The lesson of Nike's $315 sneakers: Whatever you're buying, they're selling. For more.

The following editorial appeared recently in the Chicago Tribune :

The lesson of Nike's $315 sneakers: Whatever you're buying, they're selling. For more.

Who has $315 for a pair of sneakers? Apparently enough people to cause a stampede. That's why Nike has issued safety guidelines to retailers planning for the fall release of its new LeBron X Nike Plus basketball shoe.

The shoes are not to go on sale before 8 a.m. the first day, a move meant to pre-empt those midnight openings that lead to parking-lot brawls as customers camp out to overpay for limited edition Nikes to resell on eBay.

More than 100 cops — in squad cars, on horseback, on foot and even in a police chopper — were called to control a crowd in Orlando, Fla., for the February release of the $220 glow-in-the-dark Foamposite One Galaxy.

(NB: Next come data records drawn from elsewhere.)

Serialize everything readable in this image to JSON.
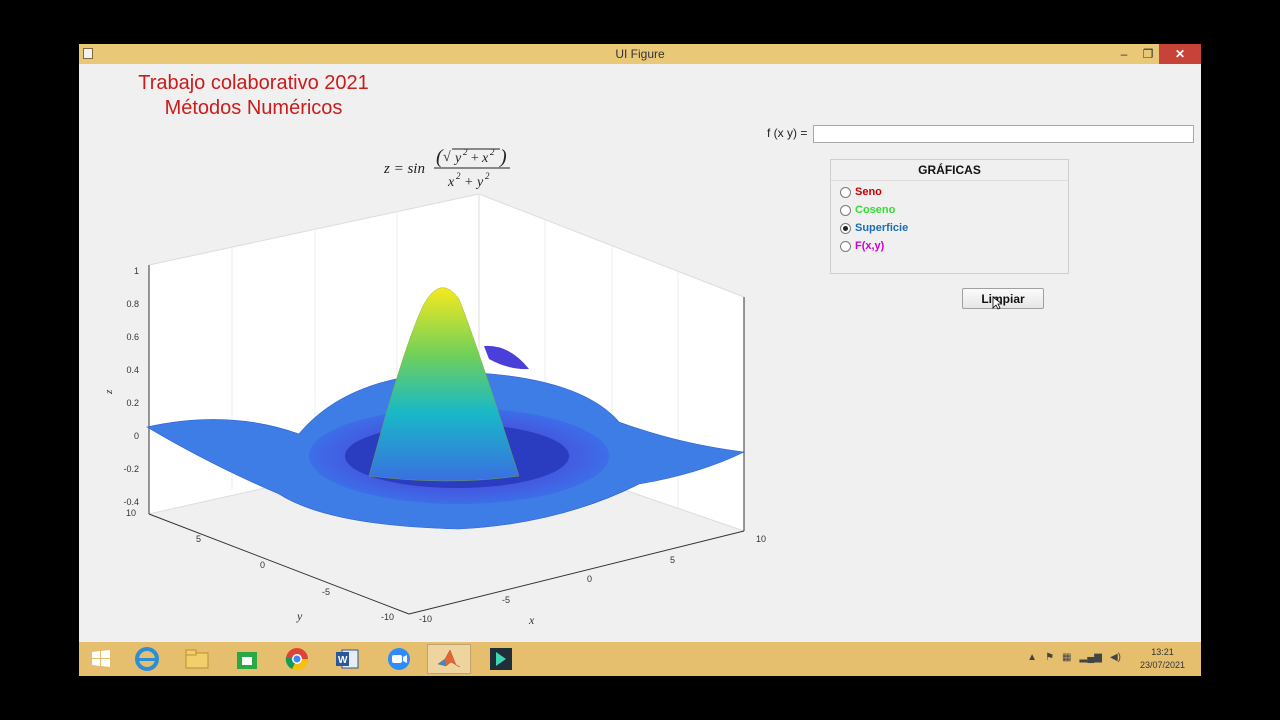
{
  "window": {
    "title": "UI Figure"
  },
  "heading": {
    "line1": "Trabajo colaborativo 2021",
    "line2": "Métodos Numéricos"
  },
  "formula": {
    "lhs": "z = sin",
    "numerator": "(√y² + x²)",
    "denominator": "x² + y²"
  },
  "fxy": {
    "label": "f (x y) =",
    "value": ""
  },
  "graficas": {
    "title": "GRÁFICAS",
    "options": [
      {
        "label": "Seno",
        "color": "#cc0000",
        "selected": false
      },
      {
        "label": "Coseno",
        "color": "#33dd33",
        "selected": false
      },
      {
        "label": "Superficie",
        "color": "#1a6fb5",
        "selected": true
      },
      {
        "label": "F(x,y)",
        "color": "#cc00cc",
        "selected": false
      }
    ]
  },
  "limpiar_label": "Limpiar",
  "plot": {
    "zlabel": "z",
    "ylabel": "y",
    "xlabel": "x",
    "z_ticks": [
      "1",
      "0.8",
      "0.6",
      "0.4",
      "0.2",
      "0",
      "-0.2",
      "-0.4"
    ],
    "y_ticks": [
      "10",
      "5",
      "0",
      "-5",
      "-10"
    ],
    "x_ticks": [
      "-10",
      "-5",
      "0",
      "5",
      "10"
    ]
  },
  "taskbar": {
    "apps": [
      "windows-start",
      "internet-explorer",
      "file-explorer",
      "store",
      "chrome",
      "word",
      "zoom",
      "matlab",
      "filmora"
    ],
    "time": "13:21",
    "date": "23/07/2021"
  }
}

In December, police pepper-sprayed crowds at a mall in Seattle, and customers broke down the door of a store in an Atlanta suburb to get their hands on the $180 Nike Air Jordan XI Concord.

This time, Nike is counseling retailers to be "prudent and responsible" in their advertising to avoid inciting the public. No preselling shoes. No reserved sales.

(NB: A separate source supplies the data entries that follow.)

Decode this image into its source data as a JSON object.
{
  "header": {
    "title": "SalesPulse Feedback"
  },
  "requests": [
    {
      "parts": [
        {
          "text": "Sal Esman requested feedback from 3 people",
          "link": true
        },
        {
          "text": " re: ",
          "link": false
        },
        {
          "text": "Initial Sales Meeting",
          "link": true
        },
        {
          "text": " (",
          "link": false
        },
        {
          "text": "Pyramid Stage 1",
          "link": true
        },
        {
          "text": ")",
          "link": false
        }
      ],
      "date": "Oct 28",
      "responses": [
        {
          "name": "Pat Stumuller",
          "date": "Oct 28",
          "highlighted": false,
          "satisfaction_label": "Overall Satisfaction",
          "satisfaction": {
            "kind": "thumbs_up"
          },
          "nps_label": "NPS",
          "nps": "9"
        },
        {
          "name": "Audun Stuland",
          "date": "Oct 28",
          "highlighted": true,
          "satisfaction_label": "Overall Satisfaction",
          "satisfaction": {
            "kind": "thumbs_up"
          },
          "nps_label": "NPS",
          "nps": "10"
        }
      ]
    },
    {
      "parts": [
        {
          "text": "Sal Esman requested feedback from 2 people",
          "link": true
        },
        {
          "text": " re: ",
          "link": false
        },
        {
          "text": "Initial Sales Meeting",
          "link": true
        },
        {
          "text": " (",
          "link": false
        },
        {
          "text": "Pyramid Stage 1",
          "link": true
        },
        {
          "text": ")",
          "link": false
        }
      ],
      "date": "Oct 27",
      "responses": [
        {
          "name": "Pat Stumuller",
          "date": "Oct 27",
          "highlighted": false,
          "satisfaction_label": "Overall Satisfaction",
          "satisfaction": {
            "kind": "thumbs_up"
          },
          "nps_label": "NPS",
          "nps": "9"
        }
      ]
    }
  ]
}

The LeBron X Nike Plus is the company's most expensive sneaker yet. We're not sure what to make of that. Breaking the $300 price barrier is either a beacon of hope for the economy or a sign of the apocalypse. Maybe both.

What's so special about the shoe? Most of the advance hype is about the built-in sensors that can measure how high you jump, which is not the same thing as helping to improve your jump. For a lot of buyers, performance isn't the point, anyway. All these limited editions and rereleases are driven largely by the collectors, or "sneakerheads," who own dozens of pairs of pricey shoes that have never been out of the box.

Those of us who just want to keep our kids in gym shoes are likely looking at higher price tags, too. Across the athletic footwear industry, prices are up 5 to 10 percent, according to The Wall Street Journal. So you can expect to pay more, whether your taste runs to rocker-bottom shoes that — oops! — don't burn fat after all or "minimalist" shoes that simulate barefoot running except that they're not free. Whatever you're buying, they're selling. For more.